Опубликовано в журнале Арион, номер 4, 2016
ВРЕМЯ
— Неужели тебе не больно?
— Конечно, больно! А то…
Потому что время мое уходит, уже надело пальто…
Накрутило на шею шарф, голова внутри,
отвернулось, лица не видать, идет к двери.
Мне б его окликнуть, позвать — а не знаю как.
Мне б его узнать, а рука в перчатке, и сжат кулак.
Заглянуть в глазок его любопытствующий, подмигивающий: не зря! —
слюдяной голубок, нефритовый, с каплею янтаря.
И уходит оно туда, где вещи сдают за так.
Где собака зарыта, где кот наплакал, где свистнул рак.
…Я за ним с межреберным холодком
скатываюсь по лестнице колобком.
БАЛЕРИНА
Заря погасла догоревшая,
песчаный обезлюдел пляж,
и балерина постаревшая
внезапный чувствует кураж.
И, оглянувшись: поздно ль, пусто ли? —
взмывает на крутом мыске,
гнет в три погибели без устали
стан располневший на песке.
Подрагивая, руки волнами
свивает в отсвете звезды,
глазами темными и полными
страданья — блещет у воды.
Ведь облака на небе душные,
и в сердце — колотье и боль.
Уже и мышцы непослушные,
и хрустнула в суставах соль.
Но шум прибоя, пожирающий
следы и музыку, — и тот
как чует: лебедь умирающий
погибнет, если не умрет.
«ТРИ БОГАТЫРЯ»
Посвящается С.Ф.
На переднем плане три пары ног лошадиных, шесть вертикалей,
и притом ни одна из кобыл не взбрыкнет,
не ударит в землю копытом,
этакий частокол — колонны Большого театра,
однообразье деталей,
кони самодостаточны, унылы, сыты.
Да и богатыри под стать им — скучны, безъязыки.

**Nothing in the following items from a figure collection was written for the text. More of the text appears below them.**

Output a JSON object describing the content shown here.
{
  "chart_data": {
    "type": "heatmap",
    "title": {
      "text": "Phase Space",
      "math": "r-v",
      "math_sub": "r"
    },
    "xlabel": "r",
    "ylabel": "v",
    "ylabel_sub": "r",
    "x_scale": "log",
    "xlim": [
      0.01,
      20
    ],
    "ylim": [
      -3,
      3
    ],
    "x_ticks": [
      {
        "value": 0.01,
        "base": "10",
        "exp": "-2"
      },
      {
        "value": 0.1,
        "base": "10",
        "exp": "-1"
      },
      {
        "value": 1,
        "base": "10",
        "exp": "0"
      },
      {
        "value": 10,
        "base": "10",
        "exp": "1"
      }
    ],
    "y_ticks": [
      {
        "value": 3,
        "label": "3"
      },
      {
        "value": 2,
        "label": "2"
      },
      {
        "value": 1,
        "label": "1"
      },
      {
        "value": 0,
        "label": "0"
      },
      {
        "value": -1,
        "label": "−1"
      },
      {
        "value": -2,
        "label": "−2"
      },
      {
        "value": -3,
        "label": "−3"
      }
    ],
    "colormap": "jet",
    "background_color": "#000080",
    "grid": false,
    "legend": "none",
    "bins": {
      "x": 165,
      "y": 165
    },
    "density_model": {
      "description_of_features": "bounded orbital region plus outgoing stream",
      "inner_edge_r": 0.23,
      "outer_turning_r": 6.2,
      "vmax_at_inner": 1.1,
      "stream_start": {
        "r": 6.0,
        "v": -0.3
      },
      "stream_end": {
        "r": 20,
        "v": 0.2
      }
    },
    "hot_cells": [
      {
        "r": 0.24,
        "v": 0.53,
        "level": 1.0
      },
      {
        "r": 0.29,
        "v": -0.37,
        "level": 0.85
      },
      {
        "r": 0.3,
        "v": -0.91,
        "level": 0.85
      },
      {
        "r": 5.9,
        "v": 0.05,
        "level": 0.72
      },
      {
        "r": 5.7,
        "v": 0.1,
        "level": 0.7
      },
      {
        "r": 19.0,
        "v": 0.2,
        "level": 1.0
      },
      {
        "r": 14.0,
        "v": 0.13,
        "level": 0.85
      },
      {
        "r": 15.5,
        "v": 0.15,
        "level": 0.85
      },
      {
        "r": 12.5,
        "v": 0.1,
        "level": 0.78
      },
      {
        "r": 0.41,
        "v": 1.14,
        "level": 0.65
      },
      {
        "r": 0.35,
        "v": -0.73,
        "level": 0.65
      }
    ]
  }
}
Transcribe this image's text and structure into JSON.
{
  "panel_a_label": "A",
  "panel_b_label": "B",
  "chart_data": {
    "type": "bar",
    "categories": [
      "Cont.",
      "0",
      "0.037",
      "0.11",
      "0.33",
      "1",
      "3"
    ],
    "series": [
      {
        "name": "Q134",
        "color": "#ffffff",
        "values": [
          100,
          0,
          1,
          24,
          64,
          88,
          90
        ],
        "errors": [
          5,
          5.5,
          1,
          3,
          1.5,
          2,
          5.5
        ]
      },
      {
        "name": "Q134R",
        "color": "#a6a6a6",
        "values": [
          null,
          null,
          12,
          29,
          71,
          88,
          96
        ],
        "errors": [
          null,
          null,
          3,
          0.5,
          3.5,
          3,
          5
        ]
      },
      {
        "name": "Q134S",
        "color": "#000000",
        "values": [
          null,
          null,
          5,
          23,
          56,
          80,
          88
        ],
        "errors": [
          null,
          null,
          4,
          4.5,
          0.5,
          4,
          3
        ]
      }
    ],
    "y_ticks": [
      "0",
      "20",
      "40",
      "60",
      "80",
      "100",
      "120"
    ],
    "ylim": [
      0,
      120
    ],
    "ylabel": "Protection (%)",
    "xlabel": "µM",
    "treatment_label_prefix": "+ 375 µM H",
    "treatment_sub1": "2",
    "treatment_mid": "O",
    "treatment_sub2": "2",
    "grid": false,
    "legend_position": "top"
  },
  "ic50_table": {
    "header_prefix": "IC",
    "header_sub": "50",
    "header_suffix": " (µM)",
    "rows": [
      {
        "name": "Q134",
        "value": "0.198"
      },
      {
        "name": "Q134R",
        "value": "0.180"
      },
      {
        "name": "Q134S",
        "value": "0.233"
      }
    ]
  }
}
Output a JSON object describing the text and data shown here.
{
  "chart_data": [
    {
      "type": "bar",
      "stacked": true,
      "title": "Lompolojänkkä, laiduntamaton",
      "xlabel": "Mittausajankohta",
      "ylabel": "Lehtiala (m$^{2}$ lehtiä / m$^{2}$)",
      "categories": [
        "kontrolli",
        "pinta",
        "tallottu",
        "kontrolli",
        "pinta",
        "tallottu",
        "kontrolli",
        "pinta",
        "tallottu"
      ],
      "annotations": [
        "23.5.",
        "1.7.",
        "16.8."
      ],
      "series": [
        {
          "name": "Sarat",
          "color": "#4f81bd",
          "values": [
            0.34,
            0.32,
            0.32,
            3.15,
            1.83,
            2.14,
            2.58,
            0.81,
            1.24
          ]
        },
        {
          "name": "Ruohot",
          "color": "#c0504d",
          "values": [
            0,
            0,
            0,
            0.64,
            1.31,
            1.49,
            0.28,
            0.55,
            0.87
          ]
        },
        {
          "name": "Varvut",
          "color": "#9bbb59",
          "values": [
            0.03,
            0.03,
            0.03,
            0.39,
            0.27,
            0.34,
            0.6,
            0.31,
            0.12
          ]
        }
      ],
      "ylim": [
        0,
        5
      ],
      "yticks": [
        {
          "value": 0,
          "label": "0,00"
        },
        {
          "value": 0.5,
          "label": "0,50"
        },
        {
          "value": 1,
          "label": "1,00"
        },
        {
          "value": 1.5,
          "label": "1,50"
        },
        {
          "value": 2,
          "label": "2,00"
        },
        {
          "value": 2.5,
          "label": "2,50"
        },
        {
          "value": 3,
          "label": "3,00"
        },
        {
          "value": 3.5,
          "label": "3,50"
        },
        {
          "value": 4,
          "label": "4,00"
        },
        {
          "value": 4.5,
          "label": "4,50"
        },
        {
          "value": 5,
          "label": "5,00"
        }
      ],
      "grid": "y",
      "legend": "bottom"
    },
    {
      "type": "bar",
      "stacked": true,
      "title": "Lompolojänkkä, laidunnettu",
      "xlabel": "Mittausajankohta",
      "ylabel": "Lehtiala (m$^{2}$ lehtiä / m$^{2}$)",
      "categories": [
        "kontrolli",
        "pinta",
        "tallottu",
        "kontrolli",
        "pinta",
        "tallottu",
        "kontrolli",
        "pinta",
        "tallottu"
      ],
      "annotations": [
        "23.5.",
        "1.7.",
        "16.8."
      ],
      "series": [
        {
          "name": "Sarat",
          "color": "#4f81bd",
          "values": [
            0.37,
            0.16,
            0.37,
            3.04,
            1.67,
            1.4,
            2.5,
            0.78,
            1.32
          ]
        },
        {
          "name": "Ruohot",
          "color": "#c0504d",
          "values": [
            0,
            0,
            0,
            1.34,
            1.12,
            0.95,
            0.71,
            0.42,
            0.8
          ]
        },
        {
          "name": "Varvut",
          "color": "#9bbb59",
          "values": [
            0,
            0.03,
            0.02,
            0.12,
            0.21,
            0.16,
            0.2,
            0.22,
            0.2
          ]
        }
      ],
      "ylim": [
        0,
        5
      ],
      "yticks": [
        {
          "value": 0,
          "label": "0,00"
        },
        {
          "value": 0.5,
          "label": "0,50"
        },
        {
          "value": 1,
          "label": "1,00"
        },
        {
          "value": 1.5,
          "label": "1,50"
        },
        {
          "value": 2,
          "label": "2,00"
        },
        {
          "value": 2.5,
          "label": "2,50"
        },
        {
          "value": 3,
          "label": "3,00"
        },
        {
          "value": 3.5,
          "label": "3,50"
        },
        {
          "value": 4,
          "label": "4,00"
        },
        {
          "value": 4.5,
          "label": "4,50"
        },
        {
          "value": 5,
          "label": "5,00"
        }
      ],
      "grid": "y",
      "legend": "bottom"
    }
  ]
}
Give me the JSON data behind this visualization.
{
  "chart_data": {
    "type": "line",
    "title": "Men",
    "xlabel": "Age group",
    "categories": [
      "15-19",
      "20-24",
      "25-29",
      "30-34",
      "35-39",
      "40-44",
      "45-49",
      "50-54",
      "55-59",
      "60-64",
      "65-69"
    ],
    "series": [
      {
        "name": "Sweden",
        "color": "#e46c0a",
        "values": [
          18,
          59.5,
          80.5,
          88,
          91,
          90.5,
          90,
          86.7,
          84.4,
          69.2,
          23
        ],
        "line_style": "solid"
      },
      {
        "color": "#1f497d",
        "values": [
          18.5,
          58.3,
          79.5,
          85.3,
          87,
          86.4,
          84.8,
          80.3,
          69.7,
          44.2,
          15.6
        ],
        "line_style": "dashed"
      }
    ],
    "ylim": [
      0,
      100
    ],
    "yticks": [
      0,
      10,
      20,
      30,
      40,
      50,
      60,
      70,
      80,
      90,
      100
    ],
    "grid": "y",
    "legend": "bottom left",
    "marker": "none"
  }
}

Латами скрыты тела, головы — шлемами, всё условно,
хоть и вовсе закрась им лица — будут так же безлики,
словно знаки иль манекены — все поголовно.
Пусть бы хоть Алешка Попович махнул кудрями,
иль Добрыня Никитич врагу показал дулю,
да Илья Муромец бы изобразил бровями:
он-де слышит птицу вещую — кукующую зозулю…
Но слишком высока линия горизонта, заземляя картину…
Не хватает неба, воздуха, свинцовыми облаками
заволакивает головы, и богатырям в спину
утыкается пространство лбом и всеми руками…
Там — зеленоватые холмы затаились, скрадывая и пряча
выделку доброй кольчуги леском, дымкой увитым.
А на переднем плане — яркие разноцветные клячи
верховенствуют своим колоритом!
Никто не отбрасывает теней… Ни спереди, ни слева, ни справа
свет не бьет наотмашь, чтоб заслонять рукой, и отныне
хрестоматийная эта банальность очевидна и величава
лишь для школьника в сочинении по картине.
Но особенно ударяет в глаза контраст оранжево-синий.
Это Поповича оранжевые порты, Муромца синеющая рубаха.
Это иссиня-черный корпус коня, это из вертикальных линий
желтый сапог — охрою бьет с размаха.
И от этой выставки модной обуви — броской и разноперой,
Рембрандт ворочается в гробу, вот-вот вовсе перевернется,
а меж тем пейзаж, подавленный монументами, шевелит хворой
травой, манит изгибом леса, на волю рвется…
…Так мне друг мистик растолковывал жизнеподобья
ложь и лукавство, когда оно замахнулось
на сакральность мифа… Лишь булава да копья,
да коней копыта, да плавных холмов сутулость.
ОСЕННИЙ ПСАЛОМ
Ах, не то, что б ты постарел и потертым мехом
седины вызываешь жалость иль дряблой кожей,
разговор прерывая внезапным смехом,
на покашливанье похожим,
нет, но явно что-то ушло, погасло
там, внутри у тебя, левее.
Иль лампадное истощилось масло,
иль теперь водица взамен елея.
…Так и в осени этой земля, болея,
немигающим смотрит прощальным глазом.
Лишь один фонарик в конце аллеи
загорается синеватым газом.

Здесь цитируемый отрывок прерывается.